As the daily needs of urban consumers are increasingly served with the immediacy of user-friendly interfaces and disappearing computers, the countryside is turning into the backend of the urban world powered by big mechanistic boxes invisible to their daily users. The human presence in these complexes with the size of small cities is reduced to a minimum. In his book Machine Landscapes (2019), Liam Young explores these places ruled by AI and computing and considers them architectures of a post-human world. Not only are production processes outsourced on a large scale, societal and ecological costs are equally left to the countryside. The handful of laborers working in the machine room of the city are often temporary low-skilled and low-paid migrant laborers, whose fate is invisible to the urban elite. Similarly, refugee camps are often built on desolate landscapes, far out of the sight of the urban citizen. As such, the invisibility of these vulnerable groups comprises a new form of exclusion. Furthermore, under the pressure of the big urban footprint, the non-urban is turning into a desolate, degraded landscape. The fact that awareness about the ecological costs of our urban footprint is growing, gives momentum to environmentally friendly machine rooms, such as Norway’s green hydropower electricity-powered datacenters. Furthermore, pressure on farmers to reduce the environmental impact of food production has led to precision farming, which minimizes the amount of pesticides and herbicides in growing crops. As such, the countryside can also be a frontier of progress and innovation.
Implications
- The seamlessly interfaced life of the urban dweller contrasts sharply with rural life. As a response, some claim that social and environmental issues should not be addressed as pertaining to separate rural and urban political agendas, but along an “urban-rural continuum”. Others argue that cities, as they absorb a large percentage of the world’s population and resources, should also become more resilient, self-sufficient and resourceful, to be achieved by making industries more sustainable, less polluting, more social, and adaptable to existing urban conditions by creating goods locally with 3D printing, for instance, locally growing crops in urban farms or by creating regional food systems to serve the city.
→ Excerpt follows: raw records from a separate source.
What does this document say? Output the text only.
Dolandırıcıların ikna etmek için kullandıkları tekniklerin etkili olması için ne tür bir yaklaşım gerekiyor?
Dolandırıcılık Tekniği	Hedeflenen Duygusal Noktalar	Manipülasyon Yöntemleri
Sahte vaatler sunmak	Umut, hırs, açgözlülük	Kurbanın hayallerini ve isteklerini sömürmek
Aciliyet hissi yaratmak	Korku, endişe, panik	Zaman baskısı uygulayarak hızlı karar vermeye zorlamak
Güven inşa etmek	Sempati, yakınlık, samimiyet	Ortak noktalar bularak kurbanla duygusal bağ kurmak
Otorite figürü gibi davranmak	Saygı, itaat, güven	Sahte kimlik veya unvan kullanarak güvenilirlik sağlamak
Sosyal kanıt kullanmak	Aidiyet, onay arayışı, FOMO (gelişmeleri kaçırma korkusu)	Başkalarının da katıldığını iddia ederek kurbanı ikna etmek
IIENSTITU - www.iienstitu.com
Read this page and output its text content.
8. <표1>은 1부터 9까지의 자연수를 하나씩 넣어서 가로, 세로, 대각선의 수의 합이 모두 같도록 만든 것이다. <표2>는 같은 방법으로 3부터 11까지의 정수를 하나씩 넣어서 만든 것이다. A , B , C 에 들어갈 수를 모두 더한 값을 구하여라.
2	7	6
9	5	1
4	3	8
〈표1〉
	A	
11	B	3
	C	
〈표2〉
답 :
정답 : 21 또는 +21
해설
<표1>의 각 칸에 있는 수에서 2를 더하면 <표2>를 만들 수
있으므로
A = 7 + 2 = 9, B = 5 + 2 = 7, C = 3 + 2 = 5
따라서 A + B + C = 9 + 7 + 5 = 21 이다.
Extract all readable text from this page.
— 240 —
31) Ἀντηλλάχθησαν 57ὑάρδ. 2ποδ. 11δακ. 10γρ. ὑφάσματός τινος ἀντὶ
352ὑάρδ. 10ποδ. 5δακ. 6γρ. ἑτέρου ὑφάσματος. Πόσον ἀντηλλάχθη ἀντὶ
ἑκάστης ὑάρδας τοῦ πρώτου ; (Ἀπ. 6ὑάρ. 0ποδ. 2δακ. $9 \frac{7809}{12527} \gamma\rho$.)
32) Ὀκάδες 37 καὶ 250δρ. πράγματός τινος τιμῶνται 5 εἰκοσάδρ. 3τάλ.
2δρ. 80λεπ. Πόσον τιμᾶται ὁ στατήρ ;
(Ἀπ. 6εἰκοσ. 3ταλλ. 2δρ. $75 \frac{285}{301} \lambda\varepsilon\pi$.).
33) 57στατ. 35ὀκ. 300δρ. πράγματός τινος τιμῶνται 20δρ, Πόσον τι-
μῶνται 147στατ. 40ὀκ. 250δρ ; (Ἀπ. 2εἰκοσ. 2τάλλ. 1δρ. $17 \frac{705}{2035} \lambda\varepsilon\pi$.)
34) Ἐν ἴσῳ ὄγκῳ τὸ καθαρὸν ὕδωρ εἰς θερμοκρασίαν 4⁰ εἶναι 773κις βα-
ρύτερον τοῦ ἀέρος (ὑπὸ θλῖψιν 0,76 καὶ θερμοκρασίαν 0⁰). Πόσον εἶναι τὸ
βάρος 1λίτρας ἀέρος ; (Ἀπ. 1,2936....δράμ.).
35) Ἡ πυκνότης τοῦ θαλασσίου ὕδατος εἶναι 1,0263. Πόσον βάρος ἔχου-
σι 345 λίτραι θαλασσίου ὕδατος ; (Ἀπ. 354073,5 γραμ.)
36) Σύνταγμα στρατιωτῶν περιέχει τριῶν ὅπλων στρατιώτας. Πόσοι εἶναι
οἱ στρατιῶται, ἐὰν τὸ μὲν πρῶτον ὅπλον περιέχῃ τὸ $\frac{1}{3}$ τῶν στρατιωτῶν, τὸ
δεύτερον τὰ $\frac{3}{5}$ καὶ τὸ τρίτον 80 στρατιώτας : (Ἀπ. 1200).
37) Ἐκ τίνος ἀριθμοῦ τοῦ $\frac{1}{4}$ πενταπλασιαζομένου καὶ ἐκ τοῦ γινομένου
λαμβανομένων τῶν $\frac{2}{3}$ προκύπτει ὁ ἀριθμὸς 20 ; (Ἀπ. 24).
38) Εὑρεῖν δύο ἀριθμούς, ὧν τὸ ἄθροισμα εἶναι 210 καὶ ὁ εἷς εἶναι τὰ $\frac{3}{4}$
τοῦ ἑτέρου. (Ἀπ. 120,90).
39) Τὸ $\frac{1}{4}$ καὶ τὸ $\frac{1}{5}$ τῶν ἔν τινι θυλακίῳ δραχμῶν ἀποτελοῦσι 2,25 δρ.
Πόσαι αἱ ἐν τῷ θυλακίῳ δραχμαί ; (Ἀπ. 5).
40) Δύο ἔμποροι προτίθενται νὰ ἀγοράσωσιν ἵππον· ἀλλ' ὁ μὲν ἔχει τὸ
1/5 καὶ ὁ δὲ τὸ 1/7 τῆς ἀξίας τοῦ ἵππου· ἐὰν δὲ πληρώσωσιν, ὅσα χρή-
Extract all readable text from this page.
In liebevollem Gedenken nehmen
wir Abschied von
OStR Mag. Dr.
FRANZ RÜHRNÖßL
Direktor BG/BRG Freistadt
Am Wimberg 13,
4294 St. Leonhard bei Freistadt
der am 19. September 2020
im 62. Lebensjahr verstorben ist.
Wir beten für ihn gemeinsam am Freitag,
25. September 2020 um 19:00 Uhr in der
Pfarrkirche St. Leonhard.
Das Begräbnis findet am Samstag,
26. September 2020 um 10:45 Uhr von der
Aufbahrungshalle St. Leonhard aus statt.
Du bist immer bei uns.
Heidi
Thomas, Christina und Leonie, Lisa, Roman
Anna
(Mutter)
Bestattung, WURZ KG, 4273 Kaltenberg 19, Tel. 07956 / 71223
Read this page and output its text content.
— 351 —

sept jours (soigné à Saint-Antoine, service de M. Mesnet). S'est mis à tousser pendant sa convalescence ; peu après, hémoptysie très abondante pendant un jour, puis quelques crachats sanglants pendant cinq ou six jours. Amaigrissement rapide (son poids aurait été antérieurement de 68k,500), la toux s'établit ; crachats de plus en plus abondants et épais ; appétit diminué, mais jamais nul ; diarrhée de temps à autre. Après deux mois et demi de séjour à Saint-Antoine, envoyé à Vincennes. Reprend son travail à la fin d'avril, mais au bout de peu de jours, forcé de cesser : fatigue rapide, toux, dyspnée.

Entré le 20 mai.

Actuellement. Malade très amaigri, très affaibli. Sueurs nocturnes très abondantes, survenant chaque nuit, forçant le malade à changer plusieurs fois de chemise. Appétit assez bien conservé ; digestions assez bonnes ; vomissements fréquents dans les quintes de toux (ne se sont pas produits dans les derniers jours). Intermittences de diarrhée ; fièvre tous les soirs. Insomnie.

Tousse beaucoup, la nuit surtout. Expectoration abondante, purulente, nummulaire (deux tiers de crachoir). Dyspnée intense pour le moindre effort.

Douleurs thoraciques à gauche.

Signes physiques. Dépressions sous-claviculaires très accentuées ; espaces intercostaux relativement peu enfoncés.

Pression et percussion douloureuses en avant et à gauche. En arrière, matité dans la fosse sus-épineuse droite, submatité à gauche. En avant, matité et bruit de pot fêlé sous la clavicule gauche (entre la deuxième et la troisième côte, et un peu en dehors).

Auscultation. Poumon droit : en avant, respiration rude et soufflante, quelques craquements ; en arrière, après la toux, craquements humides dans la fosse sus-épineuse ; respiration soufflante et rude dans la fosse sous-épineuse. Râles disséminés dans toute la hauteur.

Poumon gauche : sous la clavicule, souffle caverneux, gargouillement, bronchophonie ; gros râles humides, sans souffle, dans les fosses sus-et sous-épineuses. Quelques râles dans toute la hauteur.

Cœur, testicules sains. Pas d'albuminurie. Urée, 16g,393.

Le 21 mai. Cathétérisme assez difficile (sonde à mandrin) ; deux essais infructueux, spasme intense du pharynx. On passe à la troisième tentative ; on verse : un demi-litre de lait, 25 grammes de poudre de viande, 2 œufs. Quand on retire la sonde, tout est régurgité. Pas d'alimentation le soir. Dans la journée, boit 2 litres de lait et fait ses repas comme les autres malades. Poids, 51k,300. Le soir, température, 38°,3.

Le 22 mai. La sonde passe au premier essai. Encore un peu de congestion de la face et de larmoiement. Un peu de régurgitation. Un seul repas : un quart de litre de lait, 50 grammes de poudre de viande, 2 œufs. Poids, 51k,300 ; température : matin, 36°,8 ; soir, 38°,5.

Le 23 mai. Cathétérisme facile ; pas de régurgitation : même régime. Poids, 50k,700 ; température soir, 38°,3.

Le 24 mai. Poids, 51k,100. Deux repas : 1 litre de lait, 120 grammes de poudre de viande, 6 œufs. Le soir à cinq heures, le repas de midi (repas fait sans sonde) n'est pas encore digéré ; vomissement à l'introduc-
- As we wrote before, growing evidence shows that proximity to natural environments is linked to better physical and mental health. In our modern lives, distanced from nature, the countryside provides an attainable way to assuage this shortcoming of urban life. Our affection for the countryside may thus reflect a fundamental human need. Moreover, the countryside can cater to a longing for a sense of being rooted, for a revalued locality in a globalized world.